Again, you typically withhold them from each paycheck.
In addition to withholding each employee's share, you have to pay a share of FICA taxes, too.
How much? For 2010, the amount you have to withhold from each employee's wages for Social Security is 6.2 percent. For 2011, it's 4.2 percent. For both 2010 and 2011, the withholding applies only to the first $106,800 of each employee's wages. This is called a wage base limit. Wages above that amount aren't taxed for Social Security.
As for how much you pay in Social Security taxes, for 2010 and 2011, it's 6.2 percent on to the first $106,800 of each employee's wages.
As for Medicare, for both 2010 and 2011, you have to withhold 1.45 percent from each employee's wages, and you pay a matching amount. There's no wage base limit for Medicare tax, however.
Federal Unemployment Tax (FUTA)
FUTA provides unemployment compensation payments to workers who lose their jobs. You, and only you, pay FUTA taxes. It's not withheld from your employees' wages. Employers who have to pay FUTA are those who, during the current or last year (2010 or 2011, for example):
- Paid wages of $1,500 or more during any calendar quarter
- Employed at least one employee for at least some part of a day in any 20 or more different calendar weeks
For all of 2010 and up to June 30, 2011, you have to pay 6.2 percent on the first $7,000 of each employee's wages. On and after July 1, 2011, your payment drops to 6 percent.
Reporting & Paying
You pay employment taxes by depositing electronically; mailing, or delivering a check, money order or cash to an authorized financial institution; or using the Electronic Federal Tax Payment System (EFTPS).
If don't withhold these taxes you'll have to pay them out of pocket. If an employee eventually pays the tax, you may still be liable for interest or penalties. The penalty is equal to 100 percent of the income, FICA, and FUTA taxes that weren't withheld. The penalty doesn't apply to your share of FICA or FUTA taxes.
In addition to these federal taxes, you're probably responsible for:
Taxes and Self-Employment
If you're self-employed, such as an independent contractor, then you have to pay self-employment tax (SE). Essentially, this tax covers the same things as the Social Security and Medicare taxes paid by most other employees. However, because you're both the employer and the employee, you have to pay both shares of the tax.
- For 2010, your tax is 15.3 percent of your first $106,800 - 12.4 percent for Social Security and 2.9 percent for Medicare
- For 2011, it's 13.3 percent of your first $106,800 - 10.4 percent for Social Security and 2.9 percent for Medicare.
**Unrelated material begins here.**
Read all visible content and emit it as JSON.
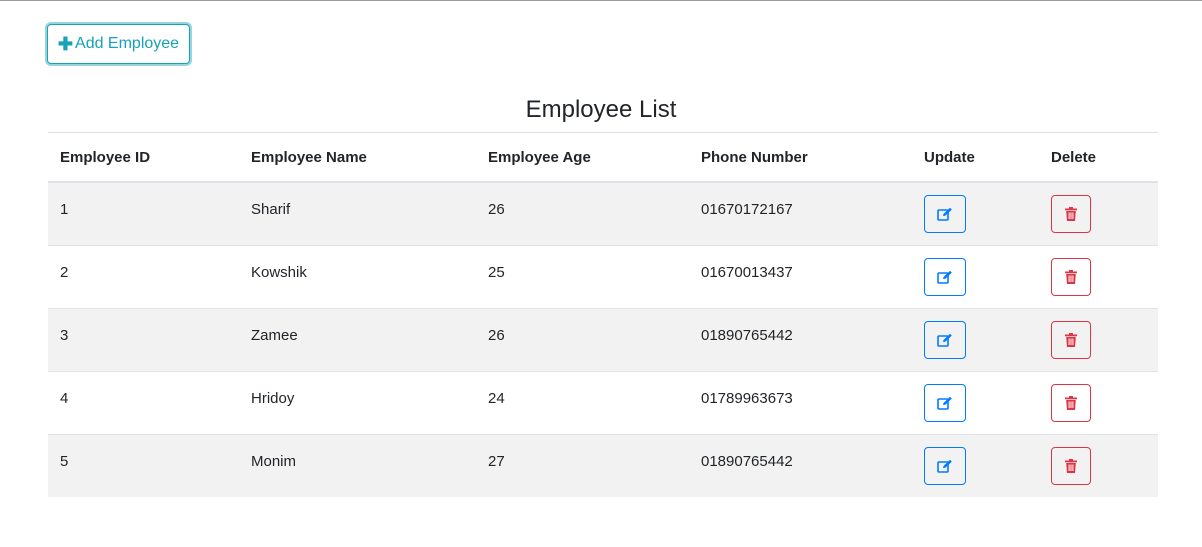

You report SE tax on Schedule SE, which you attach to your 1040 tax return. You can arrange to have employment taxes withheld, but it's usually difficult to do because most self-employed workers don't know exactly when and how much they'll get paid. So, most self-employed workers pay estimated tax, where you pay taxes, both employment and income taxes, in installments, based upon what you expect to earn in the year.
Questions for Your Attorney
- How do I calculate my 2010 taxes if I was self-employed for several months and then started working full-time for someone else?
- I'm an independent contractor, but I work almost exclusively for one company. Doesn't that make me the company's employee, so shouldn't it be paying and/or withholding my employment taxes?
- I made a mistake in withholding taxes for my workers. Can I file an amended return? Should I?